Tubuhmu berdarah, ya, dan kau…”
Perempuan itu berdiri. Di
hapusnya air mata yang masih menetes di dahi bayi. Ia mendekati rimbunan
ilalang. Angin memainkan helai rambutnya. Jemari tangannya yang lentik memetik
kelopak enceng gondok, memenuhi genggaman lantas berlutut lagi di samping
pemakaman.
“Panglima, aku yakin kau tahu
perasaanku. Panglima tahu apa yang sebenarnya aku kehendaki. Ya, aku hanya
bermaksud menyatukan darahku dengan darahmu, panglima.
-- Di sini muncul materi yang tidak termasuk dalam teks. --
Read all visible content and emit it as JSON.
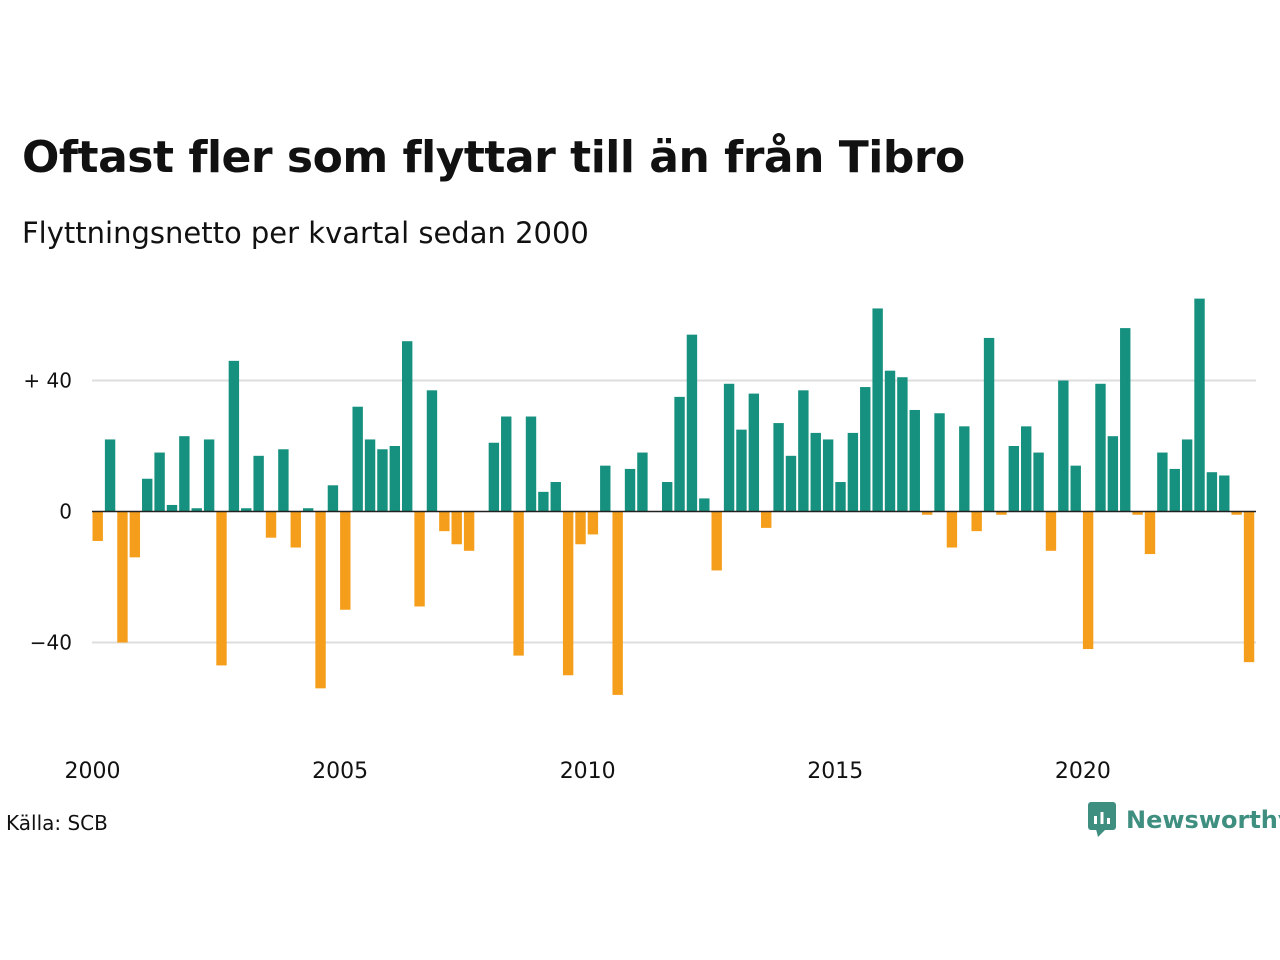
{
  "title": "Oftast fler som flyttar till än från Tibro",
  "subtitle": "Flyttningsnetto per kvartal sedan 2000",
  "source": "Källa: SCB",
  "brand": {
    "name": "Newsworthy",
    "icon": "newsworthy-logo-icon",
    "color": "#3f8f80"
  },
  "colors": {
    "positive": "#16917f",
    "negative": "#f59e1b",
    "grid": "#dddddd",
    "zero_line": "#222222"
  },
  "chart_data": {
    "type": "bar",
    "title": "Oftast fler som flyttar till än från Tibro",
    "subtitle": "Flyttningsnetto per kvartal sedan 2000",
    "xlabel": "",
    "ylabel": "",
    "ylim": [
      -60,
      68
    ],
    "yticks": [
      {
        "value": 40,
        "label": "+ 40"
      },
      {
        "value": 0,
        "label": "0"
      },
      {
        "value": -40,
        "label": "−40"
      }
    ],
    "xticks": [
      {
        "value": 2000,
        "label": "2000"
      },
      {
        "value": 2005,
        "label": "2005"
      },
      {
        "value": 2010,
        "label": "2010"
      },
      {
        "value": 2015,
        "label": "2015"
      },
      {
        "value": 2020,
        "label": "2020"
      }
    ],
    "grid": true,
    "legend": "none",
    "series": [
      {
        "start_year": 2000,
        "periods_per_year": 4,
        "values": [
          -9,
          22,
          -40,
          -14,
          10,
          18,
          2,
          23,
          1,
          22,
          -47,
          46,
          1,
          17,
          -8,
          19,
          -11,
          1,
          -54,
          8,
          -30,
          32,
          22,
          19,
          20,
          52,
          -29,
          37,
          -6,
          -10,
          -12,
          0,
          21,
          29,
          -44,
          29,
          6,
          9,
          -50,
          -10,
          -7,
          14,
          -56,
          13,
          18,
          0,
          9,
          35,
          54,
          4,
          -18,
          39,
          25,
          36,
          -5,
          27,
          17,
          37,
          24,
          22,
          9,
          24,
          38,
          62,
          43,
          41,
          31,
          -1,
          30,
          -11,
          26,
          -6,
          53,
          -1,
          20,
          26,
          18,
          -12,
          40,
          14,
          -42,
          39,
          23,
          56,
          -1,
          -13,
          18,
          13,
          22,
          65,
          12,
          11,
          -1,
          -46
        ]
      }
    ]
  }
}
Oleh sebab itulah,
kulumuri pecahan kaca itu dengan darahku sebelum kutusukkan di dadamu. Supaya
darah lenganku itu masuk di dadamu. Agar kau tak lagi gelisah, dan abadilah
kebahagiaan kita.
Namun. Namun, apalah daya,
panglima. Aku terlalu tajam menusukkan pecahan kaca itu. Ketika itu, hatiku
terlampau penuh akan emosi. Dan aku yakin kau tahu, panglima, bagaimana seorang
wanita apabila mendengar lelakinya mencintai wanita lain. Dan jam yang berlalu
seperti pisau berterjangan mencium luka.1) Angin menebarkan bau anyir, seperti
ada darah yang menggenang, tercecer-cecer, melekat di setiap sudut.
Anjing-anjing itu, kini
melolong melempari malam. Langit tumpahkan tangis.